Epidural analgesia has been suggested as an alternative to overcome systemic opioid-related adverse effects. Disadvantages of epidural analgesia include technical difficulty, especially for overweight dogs in which the landmarks might be more difficult to localize; CSF or blood contamination; neurologic complications; urinary retention; pruritus; and slow hair regrowth at the injection site.4,6,7 Also, if the epidural injection is administered incorrectly, inadequate analgesia will result. In a series of 636 dogs receiving epidural pain management, it was reported that signs of pain persisted in 12% of the dogs treated.8 The intra-articular use of local anesthetic drugs has been shown to improve postoperative pain scores and reduce opioid administration and its related adverse effects.9 However, multiple studies have shown that several of the most commonly used local anesthetics, such as bupivacaine, lidocaine, and ropivacaine, are toxic to human and animal chondrocytes both in vitro and in vivo, which raises concerns about their inclusion in an ideal pain management protocol.10–13 Opioids have been administered intra-articularly in humans and dogs. In humans, an intra-articular injection of morphine has been reported to have a 24- to 48-hour duration of effect after knee arthroscopy.14,15 In comparison, intra-articular morphine administration in dogs has been reported to have a 6-hour duration of effect after lateral extracapsular stabilization of the stifle joint.16 A recent study17 on humans revealed that intra-articular administration of dexmedetomidine enhanced postoperative pain relief, decreased the need for postoperative rescue analgesia, and prolonged the time to the first rescue analgesic protocol after arthroscopic knee surgery. In humans, intra-articular administration of morphine and clonidine, an α2-adrenoceptor agonist, in combination resulted in longer postoperative pain relief, compared with each drug given alone.18 That clinical study18 revealed the potential peripheral analgesic effect of the combination of an opioid and α2-adrenoceptor agonist after intra-articular administration. A study19 on rats also supports a longer analgesic duration of action when coadministering these 2 drugs. In a canine study,20 a combination of medetomidine and morphine epidurally had a synergistic effect, producing a superior duration of effect than did either drug used alone.

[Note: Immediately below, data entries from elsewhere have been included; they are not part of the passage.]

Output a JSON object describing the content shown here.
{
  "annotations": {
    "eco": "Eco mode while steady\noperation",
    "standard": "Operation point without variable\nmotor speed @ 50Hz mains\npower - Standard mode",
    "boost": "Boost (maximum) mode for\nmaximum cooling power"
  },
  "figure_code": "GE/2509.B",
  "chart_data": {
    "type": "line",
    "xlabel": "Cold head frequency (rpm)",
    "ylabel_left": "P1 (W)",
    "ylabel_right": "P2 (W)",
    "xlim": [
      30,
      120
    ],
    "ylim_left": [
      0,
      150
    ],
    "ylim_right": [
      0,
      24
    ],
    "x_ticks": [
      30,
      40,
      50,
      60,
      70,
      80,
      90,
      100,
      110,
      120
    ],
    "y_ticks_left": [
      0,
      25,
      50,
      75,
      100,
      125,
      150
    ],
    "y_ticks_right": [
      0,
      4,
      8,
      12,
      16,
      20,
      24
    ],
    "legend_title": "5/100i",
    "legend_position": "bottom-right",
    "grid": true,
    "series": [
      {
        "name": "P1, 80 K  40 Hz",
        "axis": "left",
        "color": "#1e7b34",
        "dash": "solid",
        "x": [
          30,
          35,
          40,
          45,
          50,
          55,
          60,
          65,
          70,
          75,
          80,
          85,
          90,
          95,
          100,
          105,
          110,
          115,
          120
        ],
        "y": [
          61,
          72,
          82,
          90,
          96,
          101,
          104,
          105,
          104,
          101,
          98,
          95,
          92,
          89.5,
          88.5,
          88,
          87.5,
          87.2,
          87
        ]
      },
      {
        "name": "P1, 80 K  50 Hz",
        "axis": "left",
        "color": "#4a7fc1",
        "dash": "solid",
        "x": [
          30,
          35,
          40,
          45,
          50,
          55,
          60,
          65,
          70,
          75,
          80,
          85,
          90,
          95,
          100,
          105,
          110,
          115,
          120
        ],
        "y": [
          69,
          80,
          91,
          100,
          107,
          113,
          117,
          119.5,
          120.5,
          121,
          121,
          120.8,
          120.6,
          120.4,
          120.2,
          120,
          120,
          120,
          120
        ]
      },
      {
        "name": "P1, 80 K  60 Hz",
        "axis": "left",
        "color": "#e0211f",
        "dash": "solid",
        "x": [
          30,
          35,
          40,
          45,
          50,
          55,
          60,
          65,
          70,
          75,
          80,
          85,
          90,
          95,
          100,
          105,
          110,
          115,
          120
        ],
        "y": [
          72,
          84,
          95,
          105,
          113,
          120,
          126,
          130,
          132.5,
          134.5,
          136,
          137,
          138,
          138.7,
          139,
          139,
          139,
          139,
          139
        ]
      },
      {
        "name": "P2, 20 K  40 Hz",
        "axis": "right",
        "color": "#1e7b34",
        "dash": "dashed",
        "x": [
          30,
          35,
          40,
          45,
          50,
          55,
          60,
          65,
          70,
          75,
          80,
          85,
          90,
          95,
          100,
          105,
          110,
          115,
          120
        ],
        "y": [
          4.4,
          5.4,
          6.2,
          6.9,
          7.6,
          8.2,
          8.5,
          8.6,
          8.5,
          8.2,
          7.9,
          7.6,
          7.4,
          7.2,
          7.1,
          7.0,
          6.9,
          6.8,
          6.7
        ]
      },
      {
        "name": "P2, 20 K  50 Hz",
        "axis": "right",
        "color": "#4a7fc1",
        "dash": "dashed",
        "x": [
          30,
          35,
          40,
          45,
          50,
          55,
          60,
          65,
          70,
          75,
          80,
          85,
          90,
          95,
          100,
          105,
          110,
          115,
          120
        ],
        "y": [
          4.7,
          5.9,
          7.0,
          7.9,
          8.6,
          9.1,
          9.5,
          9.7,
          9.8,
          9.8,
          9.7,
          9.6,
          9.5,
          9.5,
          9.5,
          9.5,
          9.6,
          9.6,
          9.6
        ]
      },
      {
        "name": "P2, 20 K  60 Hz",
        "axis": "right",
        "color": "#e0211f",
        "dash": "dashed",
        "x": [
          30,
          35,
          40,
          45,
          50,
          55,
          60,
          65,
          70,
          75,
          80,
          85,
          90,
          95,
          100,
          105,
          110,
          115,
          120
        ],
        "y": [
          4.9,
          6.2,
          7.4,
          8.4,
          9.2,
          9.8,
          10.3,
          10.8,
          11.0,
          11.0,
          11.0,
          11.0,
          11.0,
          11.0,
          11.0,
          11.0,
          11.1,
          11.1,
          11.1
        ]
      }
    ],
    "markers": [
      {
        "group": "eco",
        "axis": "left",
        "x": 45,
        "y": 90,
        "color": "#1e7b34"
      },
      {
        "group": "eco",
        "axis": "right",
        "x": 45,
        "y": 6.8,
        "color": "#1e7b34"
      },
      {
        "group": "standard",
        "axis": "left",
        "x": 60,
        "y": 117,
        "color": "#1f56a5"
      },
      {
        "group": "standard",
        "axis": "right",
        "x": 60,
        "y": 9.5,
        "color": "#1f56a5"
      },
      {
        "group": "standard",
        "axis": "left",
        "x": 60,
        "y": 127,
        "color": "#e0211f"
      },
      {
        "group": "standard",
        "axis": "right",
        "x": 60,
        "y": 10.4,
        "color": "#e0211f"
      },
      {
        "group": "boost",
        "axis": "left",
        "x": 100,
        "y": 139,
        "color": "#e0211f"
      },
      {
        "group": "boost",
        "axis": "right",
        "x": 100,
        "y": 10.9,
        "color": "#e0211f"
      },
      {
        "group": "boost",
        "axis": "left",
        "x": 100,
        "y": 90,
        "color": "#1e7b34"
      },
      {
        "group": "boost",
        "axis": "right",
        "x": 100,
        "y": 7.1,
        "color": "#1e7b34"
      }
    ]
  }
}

To the authors' knowledge, intra-articular use of dexmedetomidine alone or in combination with morphine for postoperative pain management following TPLO or TTA in dogs has not been evaluated. The objective of the study reported here was to compare the analgesic effects of intra-articularly administered morphine, dexmedetomidine, and their combination versus saline (0.9% NaCl) solution (control). It was hypothesized that morphine and dexmedetomidine in combination would provide a longer duration of analgesia than morphine or dexmedetomidine alone. It was further hypothesized that morphine would produce a longer analgesic duration than dexmedetomidine.